The openai harness is the no-CLI path

Unlike every other rich harness, openai needs no vendor CLI — it runs the agentic loop itself against any OpenAI-compatible endpoint. It's both Tracing- and Interaction-capable. See the OpenAI-compatible harness.

Three ways to add a harness — without writing code

ACP agents → acp_agents.yaml

Any agent that speaks the Agent Client Protocol drops in as a profile. Built-ins (droid, gemini, codex, claude-acp, devin-cli) work once the agent's CLI is on PATH.

# acp_agents.yaml (repo root, next to evals/)
my-agent:
  argv: ["my-agent", "acp"]
  model_via: session            # launch | session | none
  name_map: {"Run shell command": "bash"}
  kind_overrides: {"Run shell command": "execute"}

OpenAI-compatible endpoints → openai_agents.yaml

Optional — the generic openai harness already covers any endpoint via OPENAI_BASE_URL. Use this only to pin named endpoints (so one run can compare several at once) or attach a price table:

# openai_agents.yaml
ollama:
  base_url: "http://localhost:11434/v1"
  price_in: 0.0
  price_out: 0.0
openrouter:
  base_url: "https://openrouter.ai/api/v1"
  api_key_env: "OPENROUTER_API_KEY"

Full field reference

Generic CLI agents → harnesses.yaml

Any agent exposed as a command-line tool. Placeholders are substituted per run; the process runs with cwd=sandbox and its stdout/stderr become the transcript. Output-only (no Trace):

# harnesses.yaml
aider:
  argv: ["aider", "--model", "{model}", "--message", "{prompt}", "--yes", "--no-auto-commits"]
  timeout_s: 1200

Placeholders: {prompt} {model} {sandbox} {artifacts_dir} {mcp}.

Choosing a harness

  • Just trying touchstone? echo — runs the whole loop offline.
  • Any open/hosted model, no CLI? openai — point at an endpoint, done. (Recommended default.)
  • Comparing coding agents themselves (their tools, prompts, scaffolding)? the ACP harnesses or a harnesses.yaml CLI agent.
  • Claude specifically, with first-party tracing? claude-code-stream.

Graders that read the Trace need a Tracing harness

Most cases declare observe.tracing: true and use trace / efficiency graders. An output-only harness (echo, claude-code, a harnesses.yaml agent) can't satisfy those — the cell hard-fails. Prefer openai, claude-code-stream, or an ACP agent for graded runs.

Running a harness inside a sandbox

By default the Harness runs on the host (against the cell's isolated working directory). For stronger isolation — running the agent's bash/file effects inside a throwaway container (and, in an enterprise deployment, a per-cell Kubernetes pod or Daytona workspace) — a Case adds a container block with harness: true (ADR 0014):

container:
  image: python:3.12-slim          # the sandbox image
  harness: true                    # run the agent in the sandbox, not on the host
  env_passthrough: ["OPENAI_API_KEY"]   # forward just this secret into the sandbox
  • openai needs nothing baked into the image.
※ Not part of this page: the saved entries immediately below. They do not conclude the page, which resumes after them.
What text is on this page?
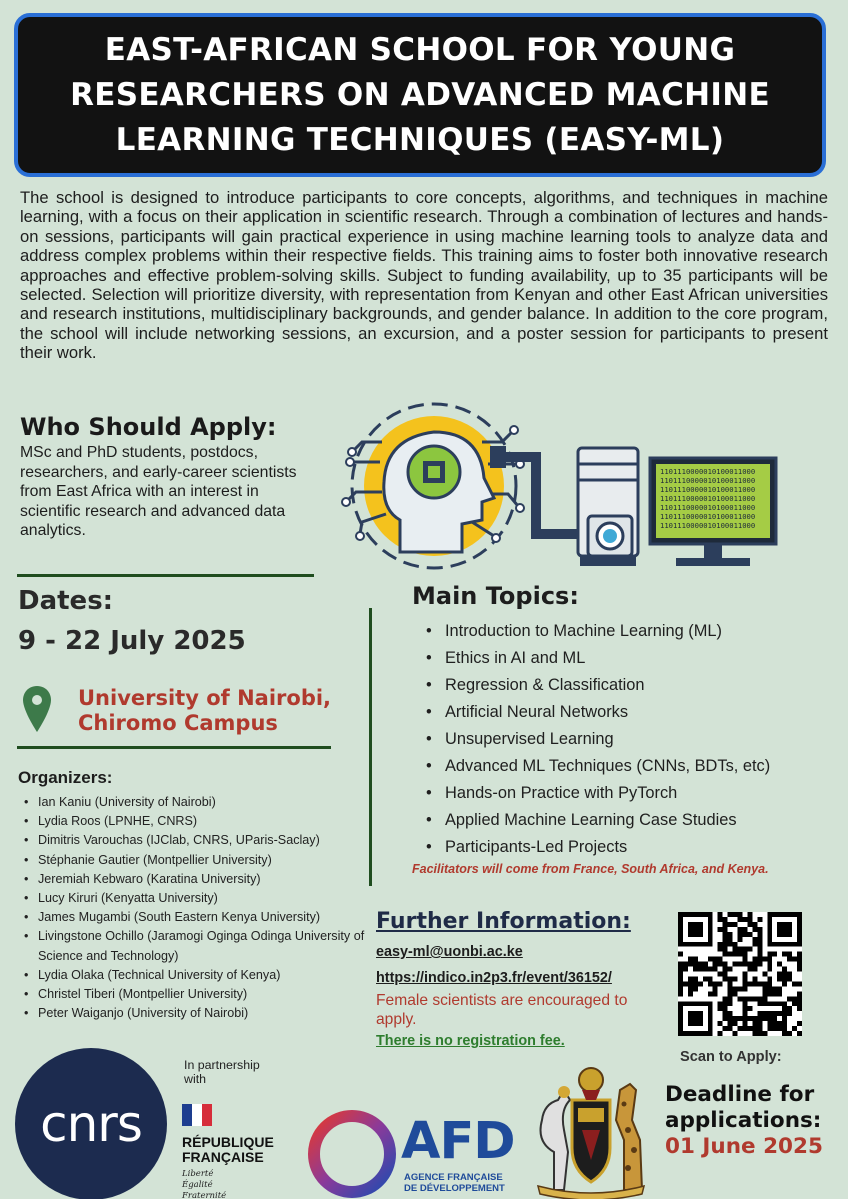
EAST-AFRICAN SCHOOL FOR YOUNG RESEARCHERS ON ADVANCED MACHINE LEARNING TECHNIQUES (EASY-ML)

The school is designed to introduce participants to core concepts, algorithms, and techniques in machine learning, with a focus on their application in scientific research. Through a combination of lectures and hands-on sessions, participants will gain practical experience in using machine learning tools to analyze data and address complex problems within their respective fields. This training aims to foster both innovative research approaches and effective problem-solving skills. Subject to funding availability, up to 35 participants will be selected. Selection will prioritize diversity, with representation from Kenyan and other East African universities and research institutions, multidisciplinary backgrounds, and gender balance. In addition to the core program, the school will include networking sessions, an excursion, and a poster session for participants to present their work.

Who Should Apply:

MSc and PhD students, postdocs, researchers, and early-career scientists from East Africa with an interest in scientific research and advanced data analytics.

1101110000010100011000
1101110000010100011000
1101110000010100011000
1101110000010100011000
1101110000010100011000
1101110000010100011000
1101110000010100011000
Dates:
9 - 22 July 2025
University of Nairobi,
Chiromo Campus
Organizers:
• Ian Kaniu (University of Nairobi)
• Lydia Roos (LPNHE, CNRS)
• Dimitris Varouchas (IJClab, CNRS, UParis-Saclay)
• Stéphanie Gautier (Montpellier University)
• Jeremiah Kebwaro (Karatina University)
• Lucy Kiruri (Kenyatta University)
• James Mugambi (South Eastern Kenya University)
• Livingstone Ochillo (Jaramogi Oginga Odinga University of Science and Technology)
• Lydia Olaka (Technical University of Kenya)
• Christel Tiberi (Montpellier University)
• Peter Waiganjo (University of Nairobi)
Main Topics:
• Introduction to Machine Learning (ML)
• Ethics in AI and ML
• Regression & Classification
• Artificial Neural Networks
• Unsupervised Learning
• Advanced ML Techniques (CNNs, BDTs, etc)
• Hands-on Practice with PyTorch
• Applied Machine Learning Case Studies
• Participants-Led Projects
Facilitators will come from France, South Africa, and Kenya.
Further Information:
easy-ml@uonbi.ac.ke
https://indico.in2p3.fr/event/36152/
Female scientists are encouraged to apply.
There is no registration fee.
Scan to Apply:
Deadline for
applications:
01 June 2025
cnrs
In partnership
with
RÉPUBLIQUE
FRANÇAISE
Liberté
Égalité
Fraternité
AFD
AGENCE FRANÇAISE
DE DÉVELOPPEMENT
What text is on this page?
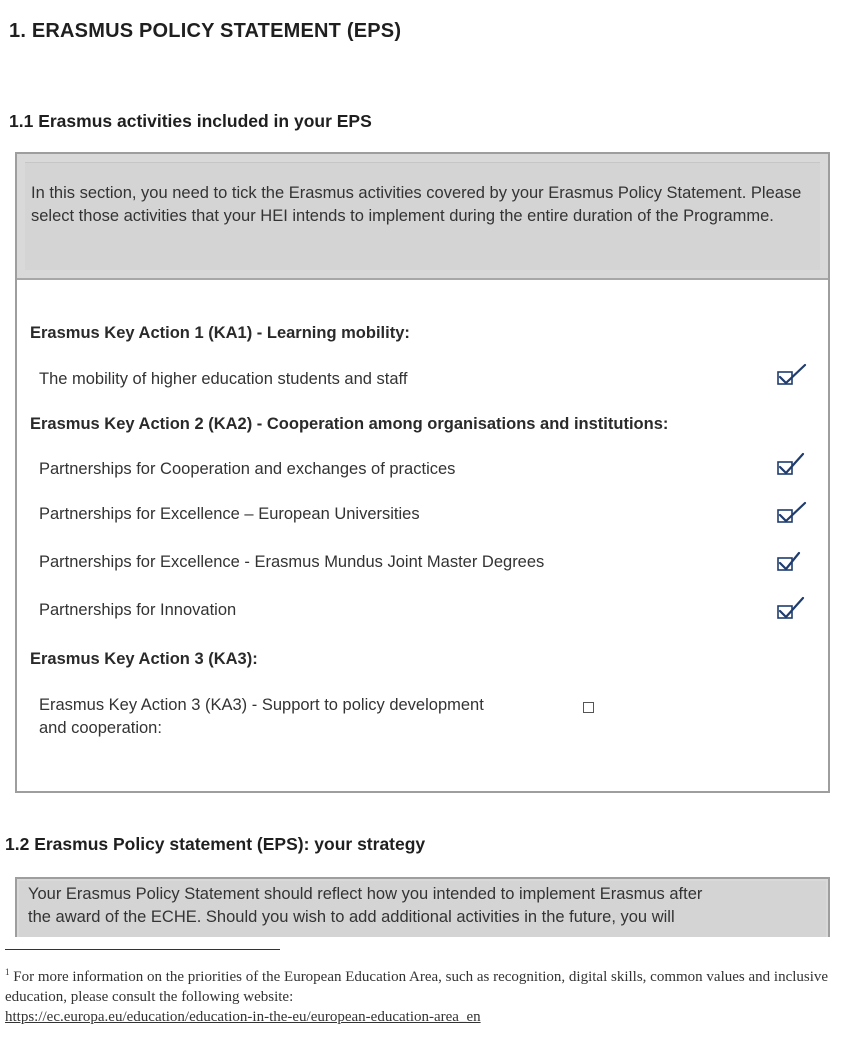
1. ERASMUS POLICY STATEMENT (EPS)
1.1 Erasmus activities included in your EPS
In this section, you need to tick the Erasmus activities covered by your Erasmus Policy Statement. Please select those activities that your HEI intends to implement during the entire duration of the Programme.
Erasmus Key Action 1 (KA1) - Learning mobility:
The mobility of higher education students and staff
Erasmus Key Action 2 (KA2) - Cooperation among organisations and institutions:
Partnerships for Cooperation and exchanges of practices
Partnerships for Excellence – European Universities
Partnerships for Excellence - Erasmus Mundus Joint Master Degrees
Partnerships for Innovation
Erasmus Key Action 3 (KA3):
Erasmus Key Action 3 (KA3) - Support to policy development
and cooperation:
1.2 Erasmus Policy statement (EPS): your strategy
Your Erasmus Policy Statement should reflect how you intended to implement Erasmus after
the award of the ECHE. Should you wish to add additional activities in the future, you will
$^1$ For more information on the priorities of the European Education Area, such as recognition, digital skills, common values and inclusive education, please consult the following website:
https://ec.europa.eu/education/education-in-the-eu/european-education-area_en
Its loop and model calls stay in the touchstone controller; only its effects (running a command, reading/writing files) are routed into the sandbox through the Executor. So one generic runtime image isolates any model you point the harness at — the recommended pattern for graded runs under strong isolation.
  • CLI harnesses must bake their agent CLI into the image. claude-code / claude-code-stream need claude in the image; an ACP or harnesses.yaml agent needs its binary there. harness: false (the default) keeps them on the host.

Each cell is started and torn down independently, so cells already run in separate sandboxes under --workers; the backend (container.backend) is where that sandbox lives — docker for a local container, or harbor to run each cell in a remote Harbor sandbox (Daytona / Modal / E2B / Runloop / GKE) behind the same Executor seam (ADR 0015) — the enterprise "each cell in its own pod" path.